My good friend Mike Berkens at TheDomains seemed to be in ‘shock and awe‘ mode today, over the rebranding of Buy.com as ‘Rakuten’.

A couple of facts: Rakuten exists as a brand since 1999 in Japan, having used the name “Rakuten Ichiba” since 1997. Apparently, Rakuten generated $4.7 billion dollars in revenue in 2011, a year after they bought Buy.com for $250 million dollars.

I believe that Buy.com was the first retailer I spent money on, long before Amazon. Their service wasn’t spectacular then, and I wasn’t drawn to the company because I randomly typed “Buy.com” in the web browser; even back then in 1998, Buy.com was a brand for consumer electronics and computer parts.

Soon though, I moved to using retailers such as Amazon or Newegg. The latter – hardly a generic – is my favorite destination for computer gear to this day, simply because of the stellar customer service and low prices they provide.

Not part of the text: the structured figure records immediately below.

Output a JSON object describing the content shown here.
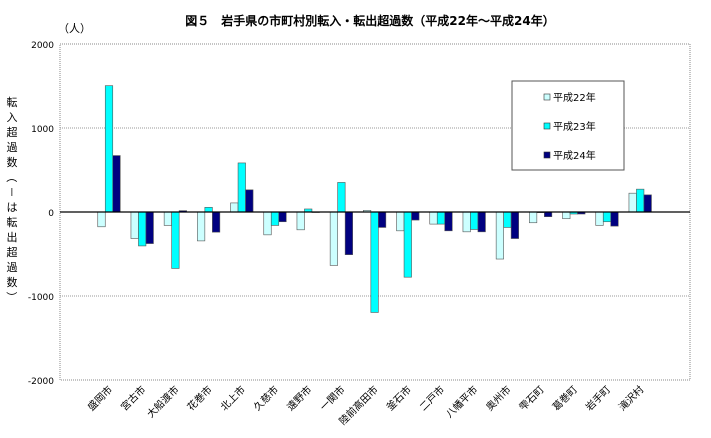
{
  "chart_data": {
    "type": "bar",
    "title": "図５　岩手県の市町村別転入・転出超過数（平成22年～平成24年）",
    "unit_label": "（人）",
    "ylabel": "転入超過数（－は転出超過数）",
    "xlabel": "",
    "ylim": [
      -2000,
      2000
    ],
    "yticks": [
      2000,
      1000,
      0,
      -1000,
      -2000
    ],
    "grid": true,
    "legend_position": "top-right",
    "categories": [
      "盛岡市",
      "宮古市",
      "大船渡市",
      "花巻市",
      "北上市",
      "久慈市",
      "遠野市",
      "一関市",
      "陸前高田市",
      "釜石市",
      "二戸市",
      "八幡平市",
      "奥州市",
      "雫石町",
      "葛巻町",
      "岩手町",
      "滝沢村"
    ],
    "series": [
      {
        "name": "平成22年",
        "color": "#ccffff",
        "values": [
          -176,
          -316,
          -160,
          -344,
          108,
          -272,
          -212,
          -636,
          20,
          -224,
          -144,
          -236,
          -560,
          -128,
          -80,
          -160,
          224
        ]
      },
      {
        "name": "平成23年",
        "color": "#00ffff",
        "values": [
          1504,
          -404,
          -672,
          56,
          584,
          -160,
          36,
          352,
          -1196,
          -776,
          -144,
          -208,
          -184,
          -8,
          -24,
          -116,
          272
        ]
      },
      {
        "name": "平成24年",
        "color": "#000080",
        "values": [
          672,
          -376,
          16,
          -240,
          264,
          -116,
          0,
          -508,
          -184,
          -96,
          -224,
          -236,
          -316,
          -56,
          -24,
          -168,
          204
        ]
      }
    ]
  }
}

So for more than a decade, Buy.com slipped into oblivion; if I were to follow the logic of domainers, since I wanted to “buy” something I should just enter that generic keyword in Google or the browser.

That’s not how businesses are built, however. Brandsnames that are partially or fully crafted – move the Internet, a word that is also a brand: nobody is looking for “information superhighway,” thank goodness.

Ultra generics serve a purpose, but they cannot overthrow the strengths of brands: Nike, Microsoft, Xerox, Pepsi, Audi, BMW, Canon etc.

I’m not sure what Rakuten will do with Buy.com; my guess is that they will wrap it into a service and sell it off to a company willing to use it as an outlet. Brand penetration, after all, requires a brand that even when it makes use of a generic word, it’s used as a manifestation of a product or service.

Just ask Apple.com.

Comments

  1. Amen brother.

  2. Amen!

  3. Generics have their place in every industry, but they aren’t the magic bullet that will solve your business needs. Brands, on the other hand, can become very significant due to their uniqueness and connection to products and services they are associated with.

  4. I buy your basic proposition, Theo… (lol)

    But, don’t forget, for a brand to become successful, it has to be built – promoted, serviced, differentiated, eyeballed, and accepted…..VERY expensive to do, and takes a long time….

    Buying & using a bang-on generic domain – that describes your business proposition, product, or service – is part way to buying the brand, itself.

    …ie its cheaper – and more efficient – to part-buy the brand by buying the generic domain, than to build a no-name domain/brand from scratch.

    Balance in all things.

  5. Voltaire – Nobody said a brand *will* succeed every time ;) But a generic without equal promotion is weaker than the weakest brand. Also, brands can be created out of thin air, thus making their initial inception cheaper; for a generic, you will have to pay a lot.